Whittaker from PBE said the additional 2p cut to employee national insurance announced by Hunt (from 10% to 8%), combined with energy costs falling, “will help growth roll forwards a tad faster and push the UK’s average living standards out of the doldrums they were sinking into previously”.
“But behind these averages, too many face challenges that continue to deepen,” he added.
“A significant minority of the UK population cannot afford to heat their homes or eat healthy food. The number of people in temporary accommodation has hit record levels, while physical and mental health continues to deteriorate.
“The OBR expects household debt servicing costs to rise by £24bn over the next year, taking repayments as a share of income back to levels last seen in 2010. And unemployment is projected to rise to 1.6 million by the end of 2024.
“Notions of recovery will therefore remain an illusion to many of the people across the UK who have the lowest wellbeing.”
Hunt also announced a “landmark public sector productivity plan” backed by £4.2bn in funding, which aims to return public sector productivity to pre-pandemic levels.
This, Whittaker said, will be insufficient to offset a £20bn a year real-terms reduction in spending on unprotected public services pencilled in for 2028.

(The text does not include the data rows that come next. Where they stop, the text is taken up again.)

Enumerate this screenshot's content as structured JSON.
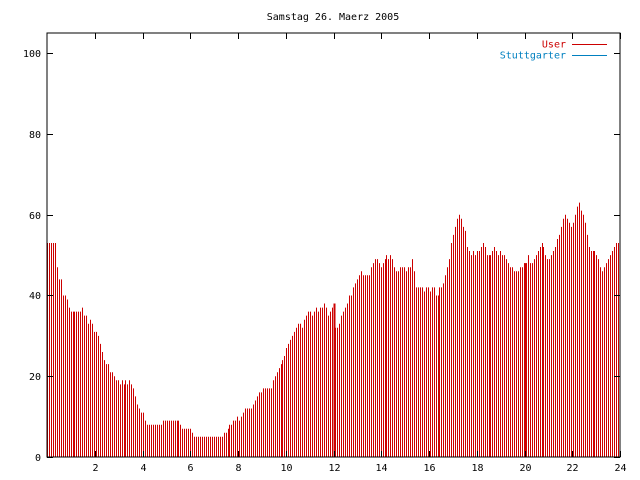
{
  "chart_data": {
    "type": "bar",
    "title": "Samstag 26. Maerz 2005",
    "xlabel": "",
    "ylabel": "",
    "xlim": [
      0,
      24
    ],
    "ylim": [
      0,
      105
    ],
    "x_ticks": [
      "2",
      "4",
      "6",
      "8",
      "10",
      "12",
      "14",
      "16",
      "18",
      "20",
      "22",
      "24"
    ],
    "y_ticks": [
      "0",
      "20",
      "40",
      "60",
      "80",
      "100"
    ],
    "grid": false,
    "legend_position": "top-right",
    "bar_step_hours": 0.0833,
    "series": [
      {
        "name": "User",
        "color": "#cc0000",
        "values": [
          53,
          53,
          53,
          53,
          53,
          47,
          44,
          44,
          40,
          40,
          39,
          37,
          36,
          36,
          36,
          36,
          36,
          36,
          37,
          35,
          35,
          33,
          34,
          33,
          31,
          31,
          30,
          28,
          26,
          24,
          23,
          23,
          21,
          21,
          20,
          19,
          19,
          18,
          19,
          18,
          19,
          18,
          19,
          18,
          17,
          15,
          13,
          12,
          11,
          11,
          9,
          8,
          8,
          8,
          8,
          8,
          8,
          8,
          8,
          9,
          9,
          9,
          9,
          9,
          9,
          9,
          9,
          9,
          8,
          7,
          7,
          7,
          7,
          7,
          6,
          5,
          5,
          5,
          5,
          5,
          5,
          5,
          5,
          5,
          5,
          5,
          5,
          5,
          5,
          5,
          6,
          6,
          7,
          8,
          8,
          9,
          9,
          10,
          9,
          10,
          11,
          12,
          12,
          12,
          12,
          13,
          14,
          15,
          16,
          16,
          17,
          17,
          17,
          17,
          17,
          19,
          20,
          21,
          22,
          23,
          24,
          25,
          27,
          28,
          29,
          30,
          31,
          32,
          33,
          33,
          32,
          34,
          35,
          36,
          36,
          35,
          36,
          37,
          36,
          37,
          37,
          38,
          37,
          35,
          36,
          37,
          38,
          32,
          32,
          33,
          35,
          36,
          37,
          38,
          40,
          40,
          42,
          43,
          44,
          45,
          46,
          45,
          45,
          45,
          45,
          47,
          48,
          49,
          49,
          48,
          47,
          48,
          49,
          50,
          49,
          50,
          49,
          47,
          46,
          46,
          47,
          47,
          47,
          46,
          47,
          47,
          49,
          46,
          42,
          42,
          42,
          42,
          41,
          42,
          42,
          41,
          42,
          42,
          40,
          40,
          42,
          42,
          43,
          45,
          47,
          49,
          53,
          55,
          57,
          59,
          60,
          59,
          57,
          56,
          52,
          51,
          50,
          51,
          50,
          51,
          51,
          52,
          53,
          52,
          50,
          50,
          50,
          51,
          52,
          51,
          50,
          51,
          50,
          50,
          49,
          48,
          47,
          47,
          46,
          46,
          46,
          47,
          47,
          48,
          48,
          50,
          48,
          48,
          49,
          50,
          51,
          52,
          53,
          52,
          50,
          49,
          49,
          50,
          51,
          52,
          54,
          55,
          57,
          59,
          60,
          59,
          58,
          57,
          58,
          60,
          62,
          63,
          61,
          60,
          58,
          55,
          52,
          51,
          51,
          51,
          50,
          49,
          47,
          46,
          47,
          48,
          49,
          50,
          51,
          52,
          53,
          53
        ]
      },
      {
        "name": "Stuttgarter",
        "color": "#0080c0",
        "values": []
      }
    ],
    "highlight_x": [
      12,
      20
    ]
  }
}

According to PBE, local authority funding to charities fell by £13.2bn between 2009-10 and 2020-21.
Whittaker continued: “For all that the chancellor pulled a rabbit out of the hat on national insurance, his real sleight of hand was on disappearing the crisis in local government in his statement.
“Councils are issuing section 114 notices at unprecedented rates, and cuts are following rapidly, including to vital community services.”
With the funding crisis showing no signs of abating and demand for charitable services on the rise, charities will have no choice but to continue picking up the pieces for the government.
As NCVO chief executive Sarah Vibert pointed out: “Our best may not be enough for the people who rely on our support.
“We’ve been clear that we need bold action from government.”